After questioning whether he wanted to ruin national culture and whether he realized his actions would be exploited by certain elements, it was decided to expel Harsono. 

Harsono later rose to fame as a contemporary artist with an international reputation.

Unique touch: A painting of life in Bali by Huang Fong that features artistic Chinese influences.
Unique touch: A painting of life in Bali by Huang Fong that features artistic Chinese influences. (JP/Agus Dermawan T)

The controversy continued, with some other students opposed to the expulsion and holding a cynical parody exhibition at Karta Pustaka, the Dutch consulate library, in Yogyakarta in March 1975, entitled Nusantara! Nusantara! (Archipelago! Archipelago!). As a result, the painters were also expelled from the school. 

Undeniably, for three decades, ethnic Chinese artists were politically subjected to discrimination and later marginalization. In the 1970s in Warsaw, a museum especially dedicated to Asia-Pacific fine arts was established 

Among the hundreds of paintings shown were the works of AD Pirous, T. Sutanto, Srihadi Sudarsono, Fidrus Lauw and Lie Tjoen Tjay. 

The museum, which made Indonesia proud, was also reported by Indonesian journalists. But the papers publishing the news failed to mention Fidrus Lauw and Lie Tjoen Tjay, who are of Chinese descent. 

Mutiara weekly journalist Ray Rizal admitted this. He was convinced that his peers had included the ethnic Chinese painters’ names, but their editors were tasked with maintaining mass media “cleanliness.”

“Editors were accountable to chief editors and they were the ones who had to deal with questions from the Information Ministry if they published articles related to the work of artists of Chinese descent,” Ray said during a recent discussion at Taman Ismail Marzuki.
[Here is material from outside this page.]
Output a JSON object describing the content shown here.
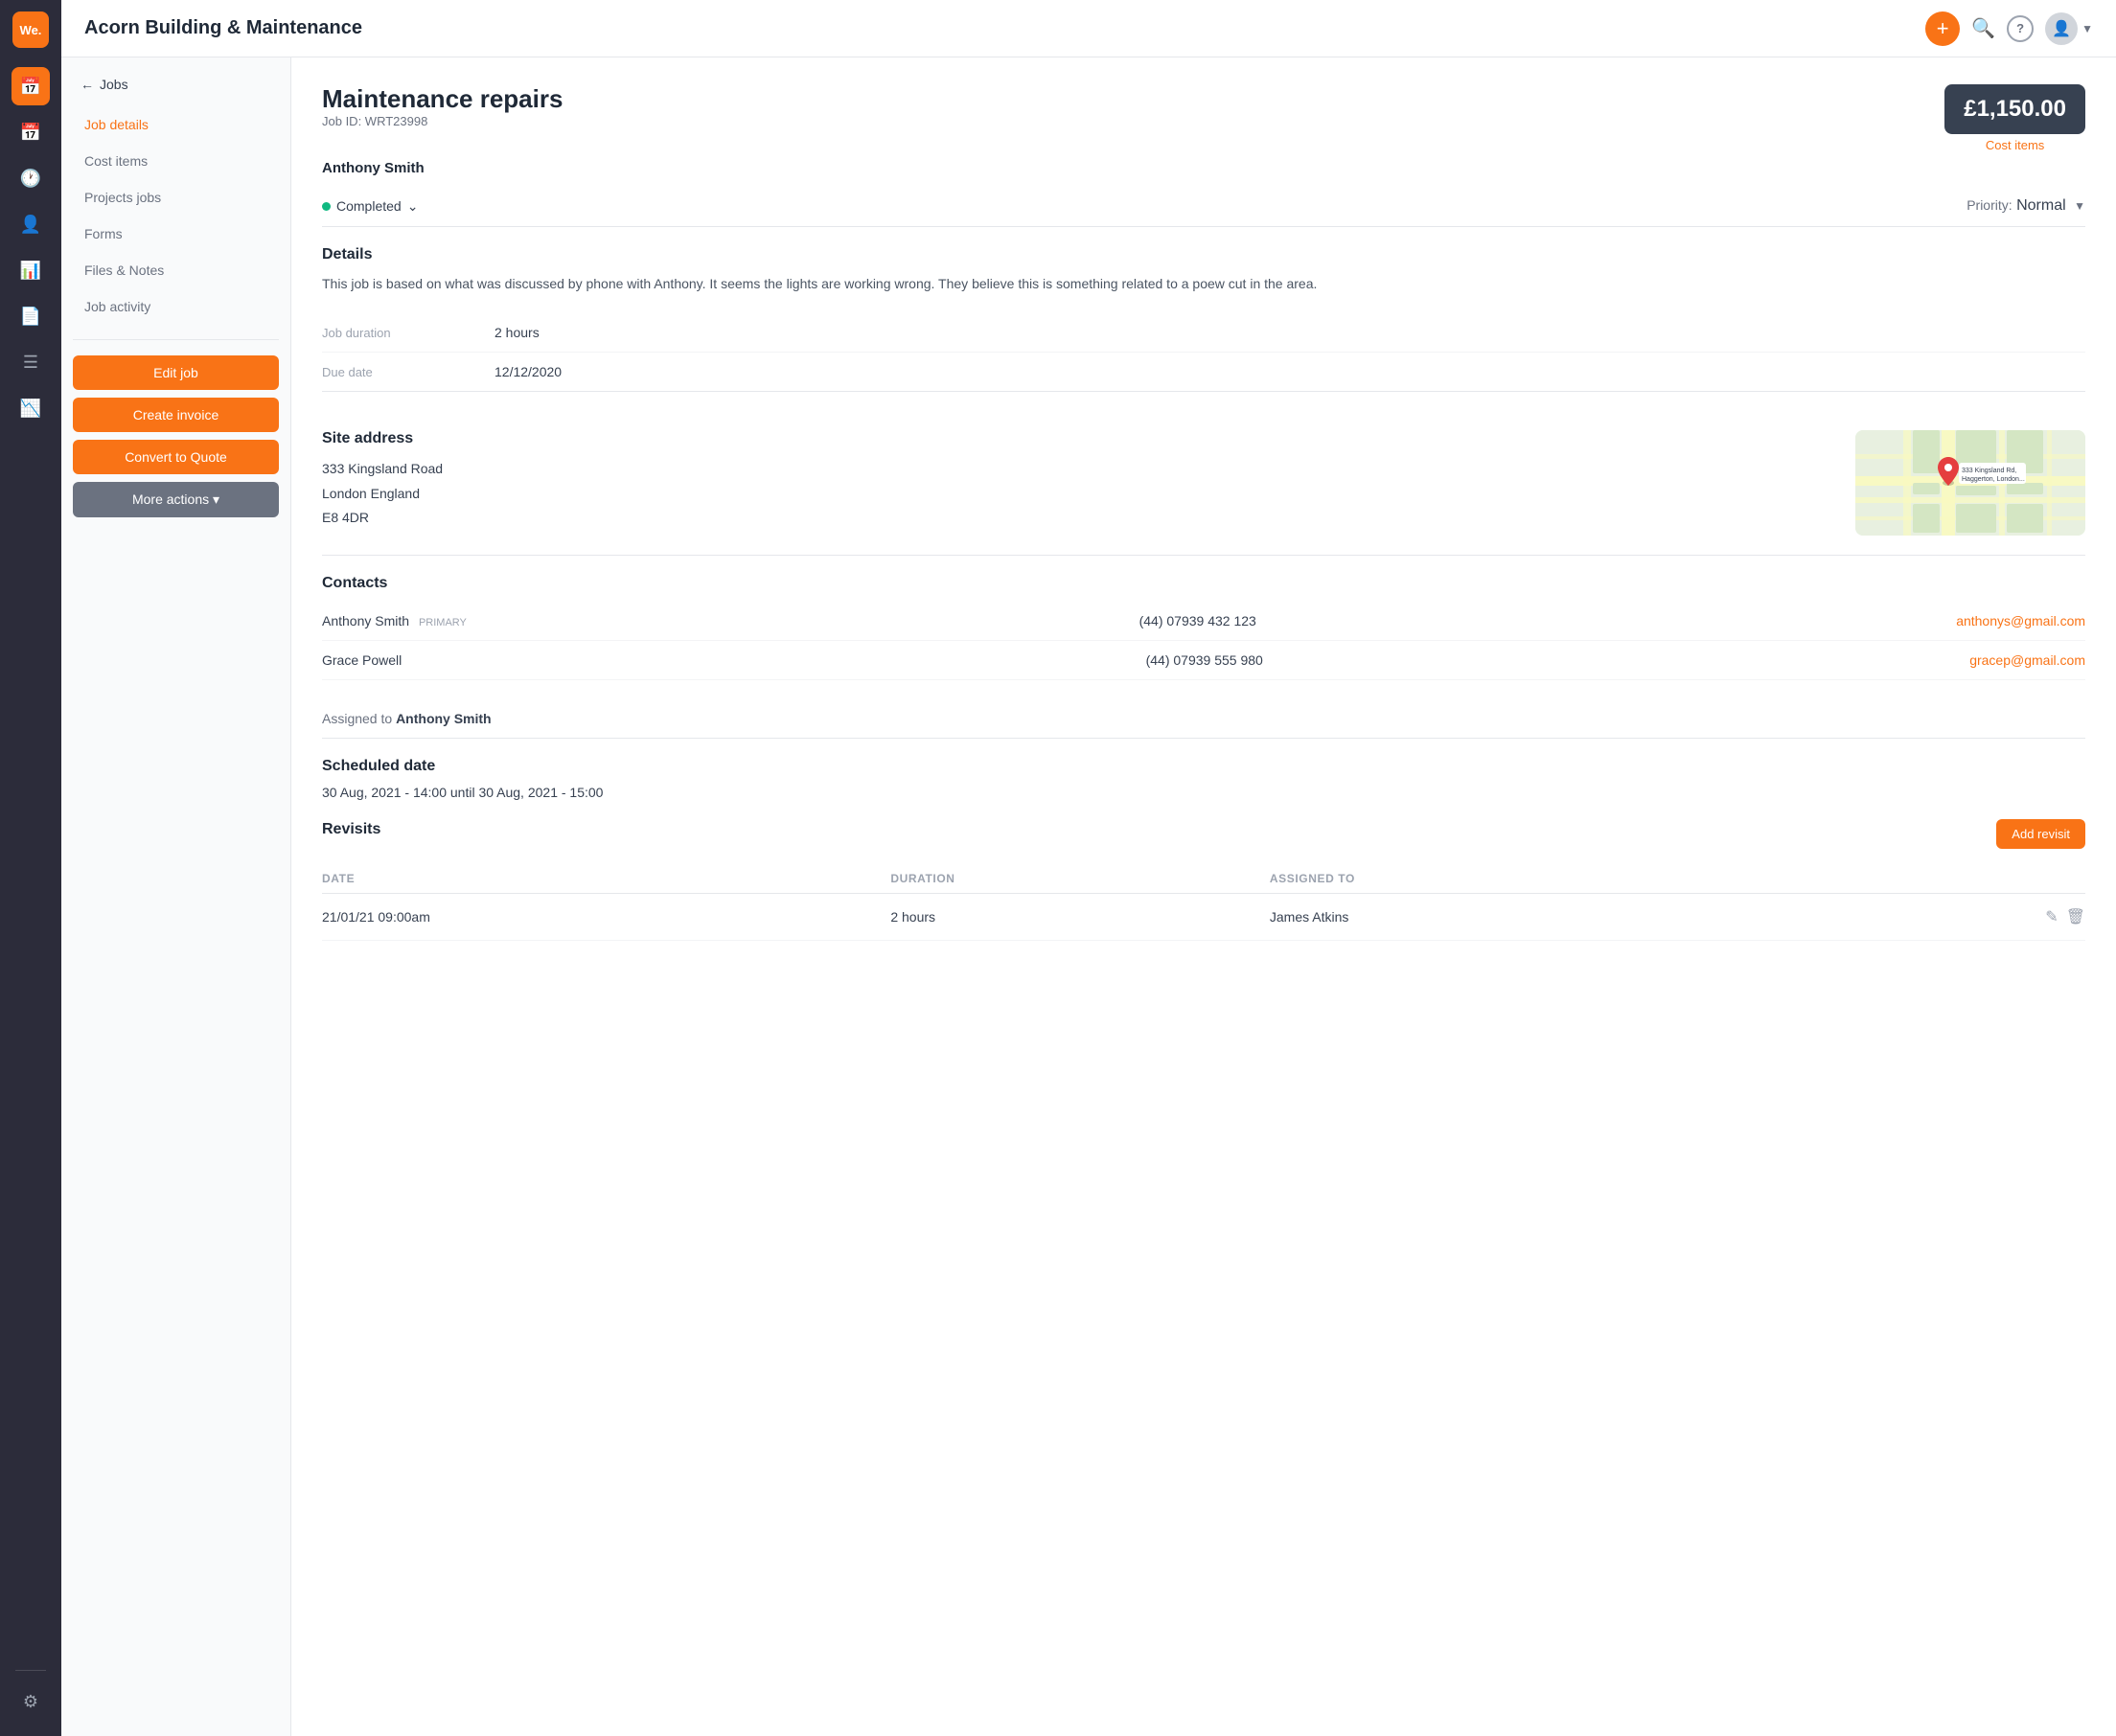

Several years after the mass rehabilitation of communist political detainees in 1978, over a dozen non-political ethnic Chinese painters tried to gather and display their works at Balai Budaya, Central Jakarta. 

The exhibition was an unwelcome event. It was even cynically written by a paper as an arisan (social gathering) of Hoa Kiau (Chinese foreigners), thus prompting a close watch by the State Intelligence Coordinating Agency (Bakin). 

The artists also felt some alienation. In fact, the Broad Outlines of State Policy of 1978 mandated equal recognition of indigenous culture and the ethnic Chinese culture. 

The discrimination continued, even expanding to different areas. In the selection of visual aspects, art characterized as Chinese paintings would rarely be allowed to join government-sponsored art programs for being seen as a manifestation of a “national enemy” and presenting a foreign vision and aspiration stemming from Chinese communism.

Actually, it is recorded in China’s modern art history that Chinese paintings were also victimized by the Cultural Revolution of Mao Tse Tung, who wanted paintings with revolutionary realism. 

Inevitably, the New Order’s only government program that displayed Chinese paintings was the sixth Painting Art Biennale of the Jakarta Art Council in 1984, which showcased the water colors of ethnic Chinese artist Lie Tjoen Tjay. 

No such story was ever heard afterward. 

Meanwhile, such discrimination was accompanied by the ban on TV broadcasting of fine art events presenting the works of artists allegedly involved in the People’s Cultural Institute (Lekra), an affiliate of the now-banned PKI. In this context, ethnic Chinese artists were evidently equated with those of Lekra. 

The repression even further covered graveyards. In 1990, the Bandung regional administration ordered the removal of Chinese characters beautifully carved into gravestones in the local Chinese cemetery. However, the outrageous instruction was later revoked.